When I walk out, I’m greeted by the sight of not one bouquet of roses, but three.
And one very sour looking Dean.
“Are these from your boss?” he demands. The asshole has opened the card. He tosses it to me. It flutters to the floor at my feet.
I stoop to pick it up and read it.
Nico Tacone is asking me to dinner? After he just ejected me from his suite?
This day couldn’t get weirder.
“What did you do to make him send you roses?” Dean asks. When he takes a step closer, it feels menacing.
I don’t like the insinuation. “Nothing.”
Dean’s scoff is derisive. “Yeah, right. Did you have sex with him?” He grabs my arm. “You should be careful. Did you know he’s mafia?”
I twist to get out of his grip, but he closes his fingers tighter. “Ouch,” I protest. “Get off me.”
He steps even closer, leaning down so we’re nose to nose. “I think you’re real hot, Sondra,” he says. His breath smells like Doritos. “I’m sure Tacone does too.”
Again I try to pull away, but Dean holds me fast.
“Let go of me,” I snap.
“I love that you and Corey are cousins,” he says, backing me up against the wall. “It’s almost as good as doing twins.”
“You’re not going to do me, so get that idea out of your head.” My indignation is turning to panic now. I thought Dean was sleazy, but I didn’t think he was the kind of guy to force a girl. But clearly I got it wrong. Because any normal guy would’ve let me go when I asked him to.
His fingers squeeze with bruising strength around my arm. He reaches his other hand between my legs.
“Get. The fuck. Off me.” I’m genuinely struggling now, twisting to try to get out of his grasp, trying unsuccessfully to knee him in the nuts. He slams me against the wall.
A loud knock sounds on the door, and it provides just enough distraction for me to duck and wrench my arm out of his grasp. I run for the door like whoever is standing on the other side is my salvation.
“Sondra.”
I ignore Dean’s hiss and throw open the door, planning to run out under the protection of whoever is standing there.
I had no idea that person would be Nico Tacone.
I bump into him in my haste to step out and he catches me, brows dropping. He looks past me into the townhouse and his frown deepens.
“What’s going on? Are you upset?” He steps back to survey me and doesn’t miss the angry red marks on my arms.
That’s all it takes. I didn’t even say a word, but he goes marching into the townhouse and clocks Dean.
There’s a sickening crunch of bone as his nose breaks and he goes flying back, stumbling against the couch and slipping to the ground. Tacone follows him and picks him up by his shirt to deck him again.
“Okay!” I yell. “Stop.” I grab Tacone’s arm.
He pauses to look at me. He’s in his full designer suit, but he hasn’t broken a sweat. “Sondra, go wait in the car.” His voice is perfectly even, like meting out violent justice is all in a day’s work for him. Which it probably is.
Oh Jesus. He’s going to kill Dean.
I may be pissed off at what Dean did to me, but I already feel like we’re even. I mean, the guy has blood gushing from his nose and he’s on his ass.
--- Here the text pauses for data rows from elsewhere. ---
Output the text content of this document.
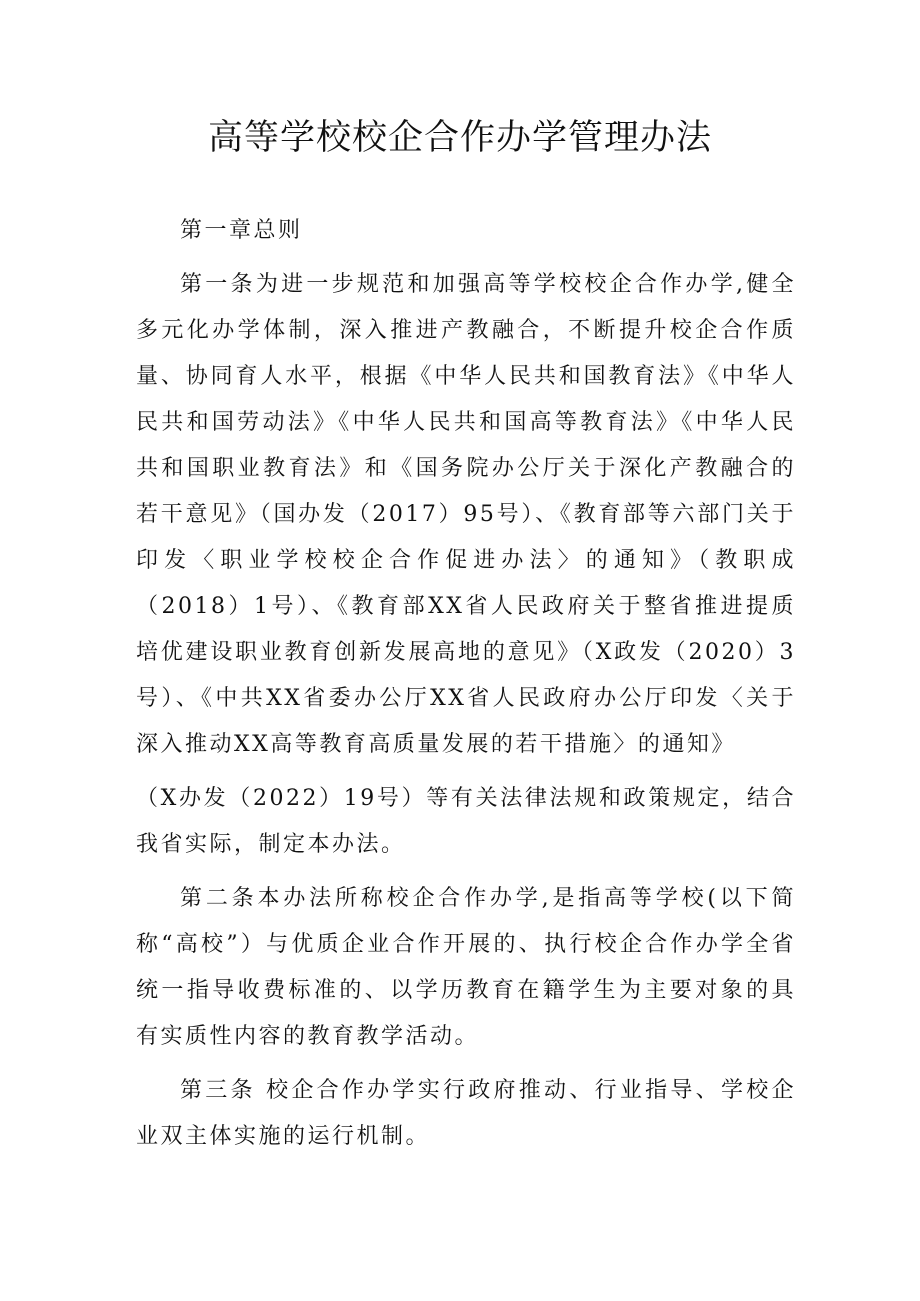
高等学校校企合作办学管理办法

第一章总则

第一条为进一步规范和加强高等学校校企合作办学,健全多元化办学体制，深入推进产教融合，不断提升校企合作质量、协同育人水平，根据《中华人民共和国教育法》《中华人民共和国劳动法》《中华人民共和国高等教育法》《中华人民共和国职业教育法》和《国务院办公厅关于深化产教融合的若干意见》（国办发（2017）95号）、《教育部等六部门关于印发〈职业学校校企合作促进办法〉的通知》（教职成（2018）1号）、《教育部XX省人民政府关于整省推进提质培优建设职业教育创新发展高地的意见》（X政发（2020）3号）、《中共XX省委办公厅XX省人民政府办公厅印发〈关于深入推动XX高等教育高质量发展的若干措施〉的通知》

（X办发（2022）19号）等有关法律法规和政策规定，结合我省实际，制定本办法。

第二条本办法所称校企合作办学,是指高等学校(以下简称“高校”）与优质企业合作开展的、执行校企合作办学全省统一指导收费标准的、以学历教育在籍学生为主要对象的具有实质性内容的教育教学活动。

第三条 校企合作办学实行政府推动、行业指导、学校企业双主体实施的运行机制。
“No.” I attempt to tug Tacone toward the door. “Let’s get that dinner. That sounded nice.”
He drops Dean to the floor and straightens to face me. “Who is this guy? Did he hurt you?”
I wince because I know the answer is going to cause more violence. “He’s my cousin’s boyfriend. Please—can we go?”
Tacone reaches in his jacket. I know what he’s going to pull out before he produces the gun because I’ve had the thing pointed at my head. He leans over and presses the barrel against Dean’s temple. “Get out of here.”
As terrified as Dean appears, he still sputters, “This is my place.”
Tacone pistol whips him. “I said, get out of here. Get your shit. Move out. If you ever come near Sondra or her cousin again, I’ll fucking kill you. Do you understand me?”
Dean doesn’t answer fast enough and Tacone pulls the gun back to pistol whip him again. “Okay! I’m leaving!” He puts his hands in the air and slowly crawls to his feet.
Tacone doesn’t take his eyes off Dean, but he murmurs to me, “Is that your bag, baby?”
It takes me a second to understand, but then I realize he’s talking about my open suitcase beside the couch.
“Yeah. Yes, it is.”
Tacone puts the gun back in the holster under his arm and strides over to the suitcase, closing it with a decisive zip.
I’m trembling like a leaf, possibly going into as much shock as I experienced the first time I saw Tacone’s gun.